Focusing on and publicizing ESG goals and investments are currently widespread corporate initiatives, but according to a CNBC survey, financial executives aren’t as supportive of those plans.
The survey shows chief financial officers, nearly half from Fortune 500 companies, are especially against the Securities and Exchange Commission’s proposed emissions and climate disclosures. A quarter of the respondents are for the SEC’s measures, but 35% say they strongly oppose it.
The executives also are unsure of the quality of ESG data and show support for some state-level financial regulations that are beginning to surface that restrict what asset managers with ESG goals can work on.

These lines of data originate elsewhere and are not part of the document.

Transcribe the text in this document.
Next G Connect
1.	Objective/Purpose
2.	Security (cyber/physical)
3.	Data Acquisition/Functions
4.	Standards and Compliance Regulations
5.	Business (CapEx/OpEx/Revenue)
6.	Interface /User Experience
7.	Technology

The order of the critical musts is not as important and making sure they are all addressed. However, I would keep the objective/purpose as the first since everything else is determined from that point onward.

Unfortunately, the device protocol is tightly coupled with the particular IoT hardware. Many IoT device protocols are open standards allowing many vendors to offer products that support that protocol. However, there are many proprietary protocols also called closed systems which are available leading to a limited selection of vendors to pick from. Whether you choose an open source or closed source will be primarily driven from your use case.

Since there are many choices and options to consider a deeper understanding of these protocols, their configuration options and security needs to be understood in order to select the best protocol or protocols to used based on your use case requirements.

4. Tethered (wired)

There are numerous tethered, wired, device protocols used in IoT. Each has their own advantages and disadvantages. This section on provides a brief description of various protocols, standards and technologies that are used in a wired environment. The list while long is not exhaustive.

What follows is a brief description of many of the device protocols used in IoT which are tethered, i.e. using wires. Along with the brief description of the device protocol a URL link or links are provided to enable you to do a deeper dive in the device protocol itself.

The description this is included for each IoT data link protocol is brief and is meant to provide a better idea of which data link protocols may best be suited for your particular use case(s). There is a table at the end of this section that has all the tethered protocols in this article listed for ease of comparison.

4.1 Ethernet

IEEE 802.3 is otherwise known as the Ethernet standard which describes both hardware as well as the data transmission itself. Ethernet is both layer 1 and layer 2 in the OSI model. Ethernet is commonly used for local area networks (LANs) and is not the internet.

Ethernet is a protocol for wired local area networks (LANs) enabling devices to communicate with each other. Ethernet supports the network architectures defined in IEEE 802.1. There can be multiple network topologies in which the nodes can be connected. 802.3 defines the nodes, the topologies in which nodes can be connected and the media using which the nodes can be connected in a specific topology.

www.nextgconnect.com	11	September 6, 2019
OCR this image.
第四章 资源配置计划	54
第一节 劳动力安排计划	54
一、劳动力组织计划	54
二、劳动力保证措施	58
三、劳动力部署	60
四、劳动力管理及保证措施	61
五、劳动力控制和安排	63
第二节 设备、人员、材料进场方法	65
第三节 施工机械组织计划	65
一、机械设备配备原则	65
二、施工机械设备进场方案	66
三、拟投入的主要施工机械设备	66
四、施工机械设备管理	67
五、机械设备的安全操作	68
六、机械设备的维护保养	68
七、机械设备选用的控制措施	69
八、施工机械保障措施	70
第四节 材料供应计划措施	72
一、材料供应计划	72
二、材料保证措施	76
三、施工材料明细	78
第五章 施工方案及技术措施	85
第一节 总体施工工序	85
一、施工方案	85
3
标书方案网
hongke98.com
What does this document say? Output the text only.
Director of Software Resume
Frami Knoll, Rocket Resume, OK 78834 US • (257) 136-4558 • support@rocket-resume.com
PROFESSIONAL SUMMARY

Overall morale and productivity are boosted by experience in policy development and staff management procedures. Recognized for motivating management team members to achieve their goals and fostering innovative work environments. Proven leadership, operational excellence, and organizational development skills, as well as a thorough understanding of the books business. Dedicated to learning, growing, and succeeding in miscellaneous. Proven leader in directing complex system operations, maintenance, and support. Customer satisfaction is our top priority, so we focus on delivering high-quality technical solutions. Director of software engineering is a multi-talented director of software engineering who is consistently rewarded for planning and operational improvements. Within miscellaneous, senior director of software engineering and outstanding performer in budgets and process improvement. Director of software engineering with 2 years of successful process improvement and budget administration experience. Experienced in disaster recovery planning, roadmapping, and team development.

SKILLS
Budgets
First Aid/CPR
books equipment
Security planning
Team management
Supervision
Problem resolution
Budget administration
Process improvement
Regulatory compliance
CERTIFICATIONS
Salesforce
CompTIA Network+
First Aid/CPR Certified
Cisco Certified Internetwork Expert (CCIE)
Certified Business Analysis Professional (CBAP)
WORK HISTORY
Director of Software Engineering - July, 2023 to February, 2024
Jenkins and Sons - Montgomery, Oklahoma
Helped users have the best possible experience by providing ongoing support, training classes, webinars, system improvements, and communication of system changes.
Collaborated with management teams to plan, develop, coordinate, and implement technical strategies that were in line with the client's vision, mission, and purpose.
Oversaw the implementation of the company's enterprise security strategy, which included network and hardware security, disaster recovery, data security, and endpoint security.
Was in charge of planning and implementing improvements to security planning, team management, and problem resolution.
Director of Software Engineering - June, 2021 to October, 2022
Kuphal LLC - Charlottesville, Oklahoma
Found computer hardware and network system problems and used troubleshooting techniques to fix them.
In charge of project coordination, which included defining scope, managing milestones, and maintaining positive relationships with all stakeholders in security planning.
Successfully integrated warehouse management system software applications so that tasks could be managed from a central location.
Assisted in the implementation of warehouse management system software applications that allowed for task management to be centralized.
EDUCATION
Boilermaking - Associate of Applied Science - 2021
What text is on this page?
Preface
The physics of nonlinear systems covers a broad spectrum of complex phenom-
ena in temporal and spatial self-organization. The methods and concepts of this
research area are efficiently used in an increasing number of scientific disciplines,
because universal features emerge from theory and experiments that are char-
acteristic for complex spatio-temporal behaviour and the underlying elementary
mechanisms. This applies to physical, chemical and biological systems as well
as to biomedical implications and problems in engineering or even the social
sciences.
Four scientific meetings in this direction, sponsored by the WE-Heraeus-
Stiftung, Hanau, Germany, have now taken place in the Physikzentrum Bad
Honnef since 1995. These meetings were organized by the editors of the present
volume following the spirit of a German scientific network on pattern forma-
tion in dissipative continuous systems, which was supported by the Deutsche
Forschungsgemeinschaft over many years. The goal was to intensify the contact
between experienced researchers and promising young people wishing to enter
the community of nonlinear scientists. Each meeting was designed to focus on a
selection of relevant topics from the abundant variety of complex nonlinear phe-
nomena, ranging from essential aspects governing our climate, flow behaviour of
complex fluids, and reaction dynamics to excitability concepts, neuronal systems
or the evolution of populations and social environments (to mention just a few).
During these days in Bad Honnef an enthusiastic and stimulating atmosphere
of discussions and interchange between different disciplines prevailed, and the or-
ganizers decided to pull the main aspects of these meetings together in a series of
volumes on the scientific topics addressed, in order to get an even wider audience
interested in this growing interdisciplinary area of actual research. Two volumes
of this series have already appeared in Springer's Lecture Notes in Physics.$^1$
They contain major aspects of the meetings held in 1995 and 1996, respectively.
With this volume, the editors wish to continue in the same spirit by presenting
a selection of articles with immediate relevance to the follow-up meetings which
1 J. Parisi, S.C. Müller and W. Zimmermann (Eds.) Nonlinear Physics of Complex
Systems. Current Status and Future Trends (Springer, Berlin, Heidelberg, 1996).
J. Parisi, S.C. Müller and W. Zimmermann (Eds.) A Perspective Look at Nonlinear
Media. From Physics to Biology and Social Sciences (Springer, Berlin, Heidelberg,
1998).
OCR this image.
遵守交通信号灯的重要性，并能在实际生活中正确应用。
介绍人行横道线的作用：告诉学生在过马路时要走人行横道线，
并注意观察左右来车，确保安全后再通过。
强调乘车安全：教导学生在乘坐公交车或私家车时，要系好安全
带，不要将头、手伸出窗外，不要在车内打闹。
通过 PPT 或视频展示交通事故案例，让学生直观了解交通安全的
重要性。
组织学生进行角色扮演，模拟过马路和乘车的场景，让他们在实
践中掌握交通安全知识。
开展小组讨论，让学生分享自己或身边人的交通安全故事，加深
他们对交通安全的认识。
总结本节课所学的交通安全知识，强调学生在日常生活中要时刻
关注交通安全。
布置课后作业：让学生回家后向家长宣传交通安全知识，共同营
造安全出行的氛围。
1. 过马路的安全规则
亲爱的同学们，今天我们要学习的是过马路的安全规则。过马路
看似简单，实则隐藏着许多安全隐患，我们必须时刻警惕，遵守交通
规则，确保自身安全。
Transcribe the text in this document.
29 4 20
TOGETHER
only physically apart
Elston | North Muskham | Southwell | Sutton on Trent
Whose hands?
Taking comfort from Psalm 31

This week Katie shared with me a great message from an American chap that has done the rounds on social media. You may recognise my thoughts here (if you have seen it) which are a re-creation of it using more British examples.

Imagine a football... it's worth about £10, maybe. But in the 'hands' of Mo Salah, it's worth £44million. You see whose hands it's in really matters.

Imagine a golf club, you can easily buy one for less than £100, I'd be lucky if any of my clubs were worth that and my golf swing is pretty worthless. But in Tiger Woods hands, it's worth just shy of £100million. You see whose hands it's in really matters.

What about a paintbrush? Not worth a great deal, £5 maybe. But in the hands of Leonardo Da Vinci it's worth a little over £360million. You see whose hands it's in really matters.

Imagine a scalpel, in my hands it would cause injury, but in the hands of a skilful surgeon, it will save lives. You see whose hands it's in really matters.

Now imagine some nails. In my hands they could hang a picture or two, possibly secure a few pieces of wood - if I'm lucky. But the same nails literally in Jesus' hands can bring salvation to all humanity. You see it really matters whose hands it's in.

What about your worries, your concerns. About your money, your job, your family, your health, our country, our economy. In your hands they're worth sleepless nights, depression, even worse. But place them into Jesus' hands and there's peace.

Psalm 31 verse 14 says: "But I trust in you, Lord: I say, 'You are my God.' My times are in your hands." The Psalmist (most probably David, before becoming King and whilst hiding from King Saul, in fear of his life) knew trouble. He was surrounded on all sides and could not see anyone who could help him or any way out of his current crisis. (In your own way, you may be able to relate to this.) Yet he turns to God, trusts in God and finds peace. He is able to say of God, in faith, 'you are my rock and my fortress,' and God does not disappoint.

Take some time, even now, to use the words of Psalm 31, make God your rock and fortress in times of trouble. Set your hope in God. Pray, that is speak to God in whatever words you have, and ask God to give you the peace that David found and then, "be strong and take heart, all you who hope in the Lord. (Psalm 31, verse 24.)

The SEC proposed new rules in March of this year for companies to make disclosures on environmental and climate topics. The disclosures would include information on Scope 1, 2, and 3 emissions.
The rules have yet to be formally put into place but have seen a good deal of pushback from states and industries. Several groups of state attorneys general have raised concerns about the disclosures, and the Missouri Farm Bureau is among businesses and organizations that have publicly denounced the proposal.
The CNBC survey comes as investment, and transparency, in ESG efforts continues to be a corporate talking point. A report by NAVEX earlier this year found that 46% of 1,250 executives and managers surveyed will increase their organization’s focus on ESG this year. Of the responses, 83% say ESG efforts have an impact on their company’s brand.
Most respondents in a Deloitte survey of 300 senior finance, legal, and sustainability leaders found that companies are working toward more reliable data in ESG reporting. A separate report from Deloitte found nearly 80% of more than 2,000 executives see climate impacts as a significant challenge to businesses.
Yet a lack of communication and engagement by executives, ineffective use of data, and a lack of cross-company and industry collaboration have held back progress, according to research by Oxford Economics and SAP.
Many of the CFOs surveyed by CNBC also say they also don’t trust ESG data and investment information. According to financial services firm Refinitiv Lipper, ESG funds received more than $650 billion in investments last year, a record. They make up 10% of total worldwide fund assets.
A 2021 report from New York University showed ESG investment overall was having a positive impact on businesses, with 58% of more than 1,000 case and research studies from 2015-2020 showing a positive relationship between ESG and financial performance. The report showed that 59% of investment studies had similar or better results compared with traditional investment methods.
Some members of the Senate recently sent letters to ratings firms asking them how they assign ESG ratings, which include sustainability and emissions progress, to companies, according to a CNBC report.
According to the CNBC survey, individual state pushback against ESG measures in states including West Virginia, Florida, and Texas also drew some support from CFOs. CNBC says those states are barring asset managers considered ESG friendly from managing state funds and bidding on state business contracts.
The survey shows that 45% of the CFOs support states banning investment managers that use ESG factors from state pension fund business, with a quarter opposing such a move. Only 5% say they are strongly opposed to those measures.
The CNBC CFO Council Survey was conducted in September 2022. Twenty-one CFOs, of which 44% are from Fortune 500 companies, responded.